Дела Гортензии действительно были превосходны. Еще весной она познакомилась с лордом Сеймуром, советником английского посольства, и вскоре это знакомство переросло в любовную связь. Англичанин, по всей видимости, был щедр, поскольку Гортензия не выражала недовольства. Сияя улыбкой, она произнесла:
- Вы еще не знакомы, Джордж? Это Адель, моя дочь. Не правда ли, она очаровательна.
Англичанин лет сорока, высокий, светловолосый, очень элегантный, кивнул, поклонился и скользнул по Адель очень внимательным взором. Она едва ответила на его поклон, поспешно протянула руку для поцелуя - и все это очень небрежно, не желая отвечать на заинтересованность этого человека, потом, наклонившись над самым ухом Гортензии, прошептала:
- Ради Бога, мама, удели мне хотя бы минуту внимания. Нам надо поговорить.
- Наедине?
- Да, без этого англичанина.
Когда они остались вдвоем, Адель поведала матери о случившемся. Гортензия выслушала рассказ дочери довольно внимательно, потом с пренебрежительной улыбкой спросила:
- Фи, неужели это тот самый Тюфякин? Тот, что бывал у Демидова во Флоренции?
- Да, вероятно, это он. Он мне тоже говорил об этом.
- Но он же так стар, душа моя! Я помню, его мучила астма и всякие прочие болезни… Боже мой, неужели может быть, чтоб ему еще что-то было от тебя нужно?

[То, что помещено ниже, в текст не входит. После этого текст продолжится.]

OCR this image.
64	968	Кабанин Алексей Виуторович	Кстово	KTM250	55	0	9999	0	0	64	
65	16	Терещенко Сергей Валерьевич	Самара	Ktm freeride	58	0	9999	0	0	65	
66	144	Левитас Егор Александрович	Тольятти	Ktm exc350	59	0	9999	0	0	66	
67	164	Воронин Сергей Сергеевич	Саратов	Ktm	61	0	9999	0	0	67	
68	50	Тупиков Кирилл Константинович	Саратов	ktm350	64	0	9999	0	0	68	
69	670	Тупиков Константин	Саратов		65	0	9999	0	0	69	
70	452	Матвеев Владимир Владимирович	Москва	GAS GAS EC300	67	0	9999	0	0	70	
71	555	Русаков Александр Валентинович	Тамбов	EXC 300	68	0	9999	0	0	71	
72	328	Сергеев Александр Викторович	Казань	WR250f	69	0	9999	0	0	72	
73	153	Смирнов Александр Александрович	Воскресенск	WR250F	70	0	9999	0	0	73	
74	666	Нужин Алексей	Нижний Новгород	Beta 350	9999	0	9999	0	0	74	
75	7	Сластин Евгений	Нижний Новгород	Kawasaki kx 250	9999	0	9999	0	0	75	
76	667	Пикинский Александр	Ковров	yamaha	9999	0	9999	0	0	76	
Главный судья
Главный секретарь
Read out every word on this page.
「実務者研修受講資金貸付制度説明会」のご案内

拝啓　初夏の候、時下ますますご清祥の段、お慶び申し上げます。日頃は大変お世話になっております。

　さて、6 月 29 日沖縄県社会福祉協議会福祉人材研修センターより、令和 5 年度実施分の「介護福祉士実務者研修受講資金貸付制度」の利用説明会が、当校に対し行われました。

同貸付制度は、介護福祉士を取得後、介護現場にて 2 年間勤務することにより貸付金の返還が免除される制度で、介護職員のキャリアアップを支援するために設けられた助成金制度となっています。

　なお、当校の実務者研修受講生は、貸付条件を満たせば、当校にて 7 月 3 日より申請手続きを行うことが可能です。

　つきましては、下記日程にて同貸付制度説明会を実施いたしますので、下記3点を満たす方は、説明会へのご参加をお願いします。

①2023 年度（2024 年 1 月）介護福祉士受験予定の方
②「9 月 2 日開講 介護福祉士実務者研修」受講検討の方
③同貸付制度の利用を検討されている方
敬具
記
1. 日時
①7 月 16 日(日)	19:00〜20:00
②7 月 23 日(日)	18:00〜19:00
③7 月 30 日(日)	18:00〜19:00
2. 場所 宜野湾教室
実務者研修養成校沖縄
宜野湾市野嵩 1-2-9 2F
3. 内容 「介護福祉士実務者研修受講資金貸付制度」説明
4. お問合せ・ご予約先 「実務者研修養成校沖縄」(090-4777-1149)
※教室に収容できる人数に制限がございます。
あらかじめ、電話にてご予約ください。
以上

- Этого я не знаю. Я даже не пыталась это выяснить. Мне, в сущности, безразличны его мужские достоинства. Возможно, ему нужна и не я вовсе, а сами сплетни о том, что он меня заполучил и таким образом обошел всех… Впрочем, это ведь не важно, мама! Он готов содержать меня по-королевски, разве не это главное?
Гортензия захлопнула веер:
- Если бы ты только знала, как бывает это невыносимо! Недаром я предпочла более свободную жизнь…
Хорошо быть содержанкой лишь отчасти. И потом, что ты собираешься делать со своим Орлеанским?
- Ничего. Я могу сохранить его, если захочу.
- А захочет ли он?
- Уверена, что захочет. Возможно, поначалу он будет оскорблен, но ведь он разумный человек и всегда понимал, что мне надо на что-то жить. Кроме того, я от него ничуть не завишу.
- Он дал тебе престиж, дорогая. О тебе заговорили благодаря ему.
- Теперь я хочу, чтобы обо мне заговорили благодаря мне самой.
Помолчав, Адель спросила:
- Стало быть, ты ничего не можешь сказать против Тюфякина? Нет никаких подробностей, которые оттолкнули бы меня?
Гортензия мягко привлекла дочь к себе.
- Успокойся, моя девочка, Тюфякин - самый обыкновенный мужчина. У него нет никаких невероятных запросов и человек он вполне приличный. Просто он очень стар и болен. Но, в конце концов, если тебе удастся подняться еще на одну ступень благодаря ему, я буду за тебя рада.